Analyse des mécanismes de dégradation des cellules à oxyde solide par microscopie électronique en transmission et par sonde atomique tomographique (2024)

Contexte scientifique et technologique:

L'électrolyse haute température est aujourd'hui considérée comme la technologie la plus prometteuse pour produire de l'hydrogène avec un faible impact carbone [1]. La réaction d’électrolyse a lieu dans une cellule constituée d’un empilement de couches céramiques (SOC pour Solid Oxide Cell), dans laquelle une molécule d'eau se dissocie sous l'effet d'un courant électrique et d'un apport de chaleur pour former de l'hydrogène et de l'oxygène. Cette technologie est reconnue comme un des axes stratégiques au plan national et au CEA et fait l’objet de recherches tant fondamentales qu’appliquées avec l’ambition de développer une filière industrielle nationale. Une cellule SOC est composée d'un électrolyte dense pris en sandwich entre deux électrodes poreuses. L’électrode à hydrogène (cathode) est un cermet de Nickel et Zircone Stabilisée à l’Yttrium (Ni-YSZ) au sein duquel la réaction de réduction de l’eau se déroule aux lignes de contact triple entre la porosité et les conducteurs électronique (Ni) et ionique (YSZ). L’électrolyte en YSZ, stable sur une large gamme de points de fonctionnement, assure le transport des ions oxygènes entre les deux électrodes. Le matériau d’électrode à oxygène (anode) le plus utilisé est une Ferro-Cobaltite de Lanthane dopée au Strontium, La0.6Sr0.4Co0.2Fe0.8O3 (LSCF), de structure pérovskite ABO3. Cet oxyde possède une activité catalytique satisfaisante ainsi que des bonnes propriétés de conduction mixte ionique et électronique. Néanmoins, afin d’améliorer les performances, il a été très récemment proposé de remplacer ce matériau par un oxyde de praséodyme PrOx imprégné dans un squelette de conducteur ionique en Cérine dopée au Gadolinium (GDC) [2].

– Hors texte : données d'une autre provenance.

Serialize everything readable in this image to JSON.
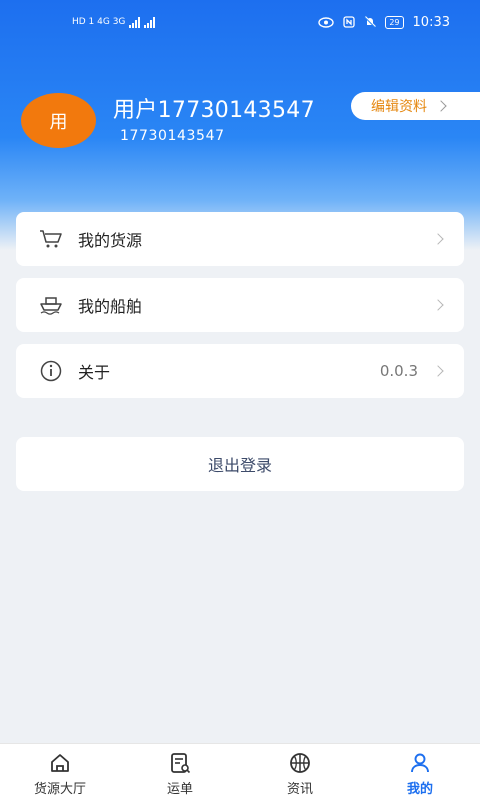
{
  "status_bar": {
    "left_text": "HD 1  4G  3G",
    "time": "10:33",
    "battery": "29"
  },
  "profile": {
    "avatar_text": "用",
    "name": "用户17730143547",
    "phone": "17730143547",
    "edit_label": "编辑资料"
  },
  "menu": {
    "items": [
      {
        "label": "我的货源",
        "value": ""
      },
      {
        "label": "我的船舶",
        "value": ""
      },
      {
        "label": "关于",
        "value": "0.0.3"
      }
    ]
  },
  "logout_label": "退出登录",
  "tabbar": {
    "tabs": [
      {
        "label": "货源大厅"
      },
      {
        "label": "运单"
      },
      {
        "label": "资讯"
      },
      {
        "label": "我的"
      }
    ],
    "active_color": "#1d6fef"
  },
  "colors": {
    "header_blue": "#1d6fef",
    "avatar_orange": "#f2790d",
    "edit_text": "#e5870f"
  }
}
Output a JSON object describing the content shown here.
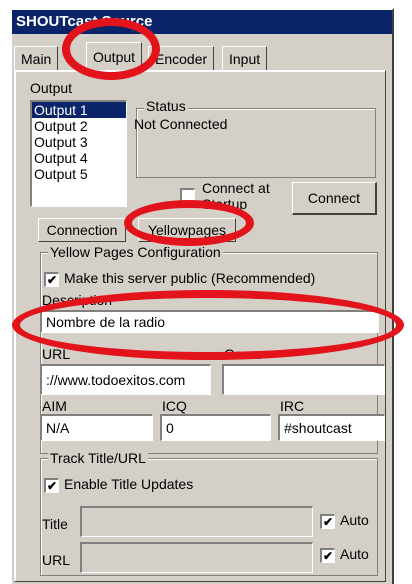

De fortes contraintes de durabilité portent aujourd’hui sur ces électrolyseurs haute température. Dans la technologie actuelle, les performances diminuent de l’ordre de 2 à 3% après 1000 h de fonctionnement, ce qui entraîne une augmentation de la consommation énergétique du procédé [3]. Afin de maintenir un rendement élevé de production d’hydrogène, le taux de dégradation doit être limitée à quelques dixièmes de pourcent (0,5%/ 1000 h) [4]. Aujourd’hui, les principales pertes de performances sont imputables à la dégradation des deux électrodes [5]. Pour à terme pouvoir proposer une voie d’amélioration de la stabilité des électrodes, il est essentiel de comprendre leurs mécanismes de dégradation. Pour ce faire, une caractérisation fine des évolutions de la microstructure et de la composition chimique des différents composants des électrodes reste à ce jour indispensable.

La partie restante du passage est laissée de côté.